Machine Learning for Occupational Risk Prediction in Industrial Accident Insurance
摘要
Industrial accident insurance systems, especially in developing economies such as Kazakhstan, are hard-pressed to not only foresee work-related dangers accurately but also to make the best use of their resources. The said insurance system needs a thorough machine-learning technique to predict and reduce risks in the industry in such a way that it serves both employees’ welfare and the system’s financial stability. The study simulated a dataset of 5,000 enterprises representing 8 different industrial sectors in which 13 features of each company such as organization, safety investment, and risk exposure were carefully delineated, and a Random Forest classification model was applied. Various metrics illustrated the model’s impressive effectiveness, achieving 87.3% accuracy, 0.912 ROC-AUC score, and 0.867 weighted F1-score, thus providing a very good comparison with existing methods for occupational risk assessment. Feature importance analysis shows that the industry sector (28%), previous incidents (22%), and equipment age (18%) account for the most significant contributors to workplace accident risk. The evaluation of the financial implications of the policy shows the potential of real money to be saved annually to the tune of 843 million KZT over and above the 211 million KZT implementation costs, thus offering a good 4:1 return on investment and a time payback period of around 3 months. The risk-based premium optimization framework proposed facilitates fair insurance cost sharing by differentially pricing (30% discount for low-risk, 2.5× multiplier for high-risk enterprises) and at the same time providing a safety incentive.
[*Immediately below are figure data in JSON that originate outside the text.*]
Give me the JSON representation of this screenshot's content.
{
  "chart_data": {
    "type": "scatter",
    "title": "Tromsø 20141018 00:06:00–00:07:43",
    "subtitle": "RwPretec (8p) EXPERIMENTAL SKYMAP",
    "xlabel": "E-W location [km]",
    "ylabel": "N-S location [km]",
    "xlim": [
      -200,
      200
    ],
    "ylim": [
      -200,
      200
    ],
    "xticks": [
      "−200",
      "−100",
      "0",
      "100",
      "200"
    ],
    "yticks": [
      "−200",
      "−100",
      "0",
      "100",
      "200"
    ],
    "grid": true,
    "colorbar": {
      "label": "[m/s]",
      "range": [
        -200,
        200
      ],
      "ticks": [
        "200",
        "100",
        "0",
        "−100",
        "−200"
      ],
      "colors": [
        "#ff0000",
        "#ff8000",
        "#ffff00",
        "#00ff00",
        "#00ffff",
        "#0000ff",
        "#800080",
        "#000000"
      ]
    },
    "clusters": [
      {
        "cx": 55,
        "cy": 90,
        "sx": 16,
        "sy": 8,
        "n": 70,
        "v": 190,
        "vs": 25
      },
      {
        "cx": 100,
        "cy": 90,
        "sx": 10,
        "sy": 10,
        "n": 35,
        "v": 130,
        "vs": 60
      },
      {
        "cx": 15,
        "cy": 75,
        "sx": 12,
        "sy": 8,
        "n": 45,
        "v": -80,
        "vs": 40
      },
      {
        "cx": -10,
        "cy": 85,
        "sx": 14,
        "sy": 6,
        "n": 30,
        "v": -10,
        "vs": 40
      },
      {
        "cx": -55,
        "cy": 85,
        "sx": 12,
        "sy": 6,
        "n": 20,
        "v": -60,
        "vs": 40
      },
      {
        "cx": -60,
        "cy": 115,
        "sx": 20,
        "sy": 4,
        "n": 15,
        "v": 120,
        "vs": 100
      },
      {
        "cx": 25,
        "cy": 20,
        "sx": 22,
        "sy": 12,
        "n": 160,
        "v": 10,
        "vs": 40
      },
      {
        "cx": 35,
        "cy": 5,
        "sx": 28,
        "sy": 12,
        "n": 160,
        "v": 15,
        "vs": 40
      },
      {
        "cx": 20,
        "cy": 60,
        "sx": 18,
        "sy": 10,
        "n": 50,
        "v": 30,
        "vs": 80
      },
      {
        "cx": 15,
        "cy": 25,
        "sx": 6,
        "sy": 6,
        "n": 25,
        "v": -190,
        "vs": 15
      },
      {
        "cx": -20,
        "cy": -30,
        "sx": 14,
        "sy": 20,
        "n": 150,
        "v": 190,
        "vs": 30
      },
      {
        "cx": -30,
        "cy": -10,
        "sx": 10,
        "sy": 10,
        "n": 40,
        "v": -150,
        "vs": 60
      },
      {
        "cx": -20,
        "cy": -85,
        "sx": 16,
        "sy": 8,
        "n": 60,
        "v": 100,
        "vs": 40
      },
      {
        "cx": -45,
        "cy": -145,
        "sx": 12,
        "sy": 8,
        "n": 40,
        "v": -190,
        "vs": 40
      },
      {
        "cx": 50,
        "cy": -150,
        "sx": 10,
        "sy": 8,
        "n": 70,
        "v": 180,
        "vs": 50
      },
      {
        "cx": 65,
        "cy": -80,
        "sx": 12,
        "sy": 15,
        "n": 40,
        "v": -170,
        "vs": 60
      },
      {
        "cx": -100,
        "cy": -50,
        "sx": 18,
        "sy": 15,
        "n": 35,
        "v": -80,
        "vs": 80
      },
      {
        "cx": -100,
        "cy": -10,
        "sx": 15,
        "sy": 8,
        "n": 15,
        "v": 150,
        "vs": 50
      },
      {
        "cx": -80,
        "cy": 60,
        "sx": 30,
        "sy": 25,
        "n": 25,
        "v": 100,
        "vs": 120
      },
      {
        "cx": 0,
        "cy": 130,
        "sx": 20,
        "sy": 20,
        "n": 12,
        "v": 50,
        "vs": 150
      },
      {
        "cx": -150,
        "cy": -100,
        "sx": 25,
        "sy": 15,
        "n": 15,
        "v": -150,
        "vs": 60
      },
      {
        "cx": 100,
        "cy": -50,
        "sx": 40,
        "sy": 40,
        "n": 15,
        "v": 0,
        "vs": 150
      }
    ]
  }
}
Performance of the model across various industries such as mining (89.2%), manufacturing (85.8%), construction (88.1%), and service industries (86.4%) makes implementation at the national level not only possible but also reliable. The present study is the first in Kazakhstan to fully integrate machine learning techniques with economic optimization while taking into consideration the country’s industrial context and hence serving as a methodological platform for the modernization of industrial accident insurance systems in other developing economies.